Strength and directionality are the hallmark binding characteristics of molecules with multiple hydrogen bonds. This is important in the area of molecular recognition and supramolecular construction. When coupled to a redox center, oxidation or reduction can affect the electrostatic property of hydrogen bonds to either strengthen or weaken hydrogen bonding and thus allow for more control over this type of binding. A good example of strengthening hydrogen bonds can be seen in the use of a bi-substituted urea. Previous investigations from our lab showed that as a substrate, with its two side-by-side NH hydrogen donor binding sites (DD), N,N'-diphenylurea forms two, linear, primary hydrogen bonds with both dicarbonyl oxygens on a hydrogen bond acceptor (AA), 9,10-phenanthraquinone as shown below. In addition to the primary hydrogen bonds the DD-AA motif provides secondary hydrogen bond forces that enhanced the overall binding strength. Upon reduction of the 9,10-phenanthraquinone in the presence of the diphenylurea, both primary and secondary binding forces from the DD-AA motif stabilize the radical anion causing the half-wave potential to shift to more positive values with more urea added.

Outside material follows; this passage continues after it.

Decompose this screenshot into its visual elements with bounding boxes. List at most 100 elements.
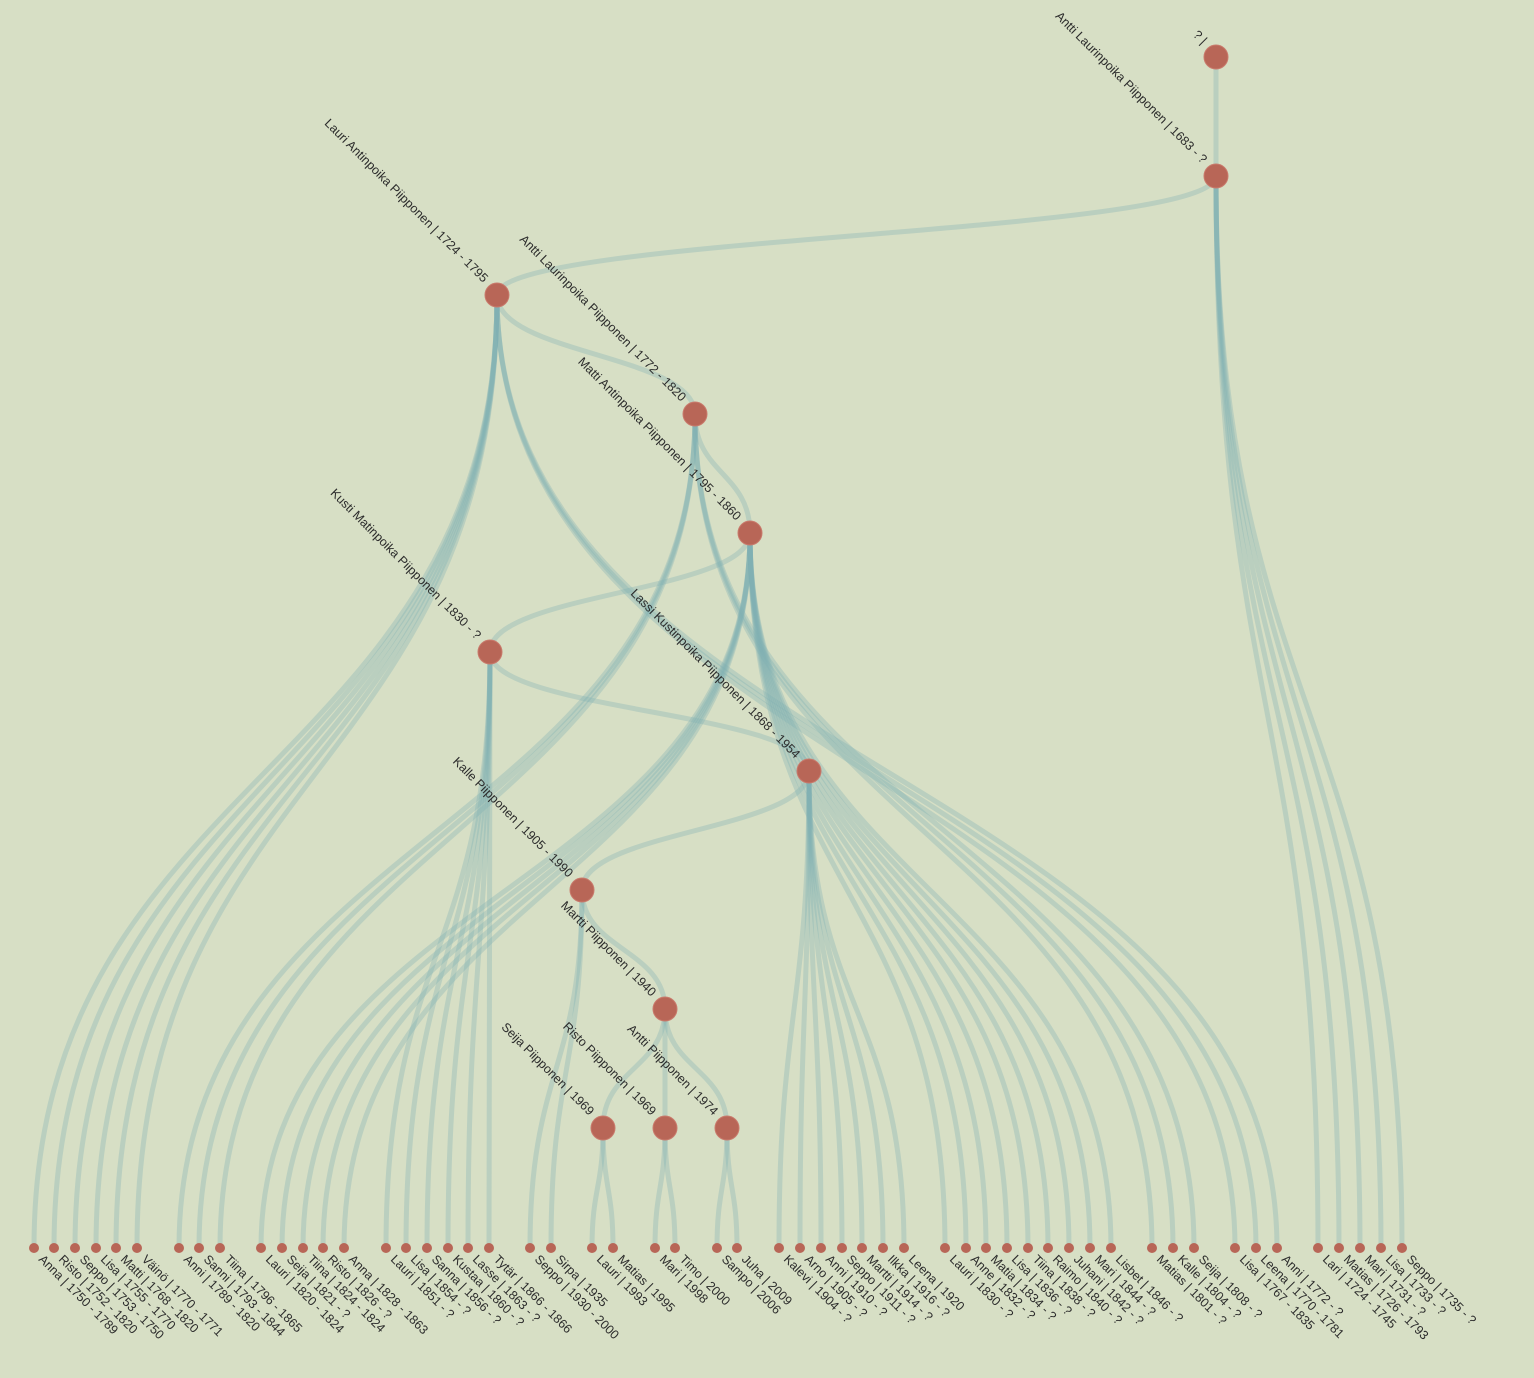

With the addition of a dimethylamino moiety onto one of the phenyl substituents to form a phenylenediamine redox center, the urea substrate was converted to a redox anion receptor, 1-phenyl-3-(4-dimethylamino)phenyl urea, (UHH). This meant that the phenylenediamine-urea N-H site could be perturbed upon electron transfer. The first oxidation forms a radical cation where delocalization of the positive charge in the redox center could also strengthen hydrogen bonding to the N-H, but upon a second electron transfer, the delocalization of two positive charges forms a very acidic NH site that could easily undergo proton transfer. Initial CV studies with UHH conducted in a limited potential window and in the presence of 1,4-dimethylpiperizine-2,3-dione (PZD), a diamide that has two carbonyl oxygens structurally compatible to the two urea N-H’s, showed a single, reversible oxidation wave shifting in the negative direction with increasing amounts of PZD, indicating an increase in binding strength. Upon expansion of the potential window a second oxidation wave is seen that also shifts in the negative direction with increasing amounts of PZD but its current height is comparatively smaller and the wave becomes irreversible which can not be explained by hydrogen bonding only. CV investigations of UHH alone revealed that what was thought to be a simple one electron transfer process, is a much more complicated two electron, one proton transfer. It turns out that the dimethylamino moiety on a fully reduced UHH is basic enough to remove a proton from another singly oxidized UHH allowing for an immediate second electron transfer at the same potential. Ultimately, a fully oxidized phenylenediamine redox center will not enhance binding strength due to proton transfer.

Our new strategy and the subject of this poster presentation, is the replacement of the phenylenediamine redox center with a ferrocene redox center (FcUHH). This change limits the oxidation to a single electron transfer process without a basic site for proton transfer. Initial CV experiments of FcUHH in methylene chloride show a reversible, one electron oxidation as expected. With the addition of PZD, small negative shifts in the halfwave potential are seen, consistent with stronger H-bonding to the oxidized form.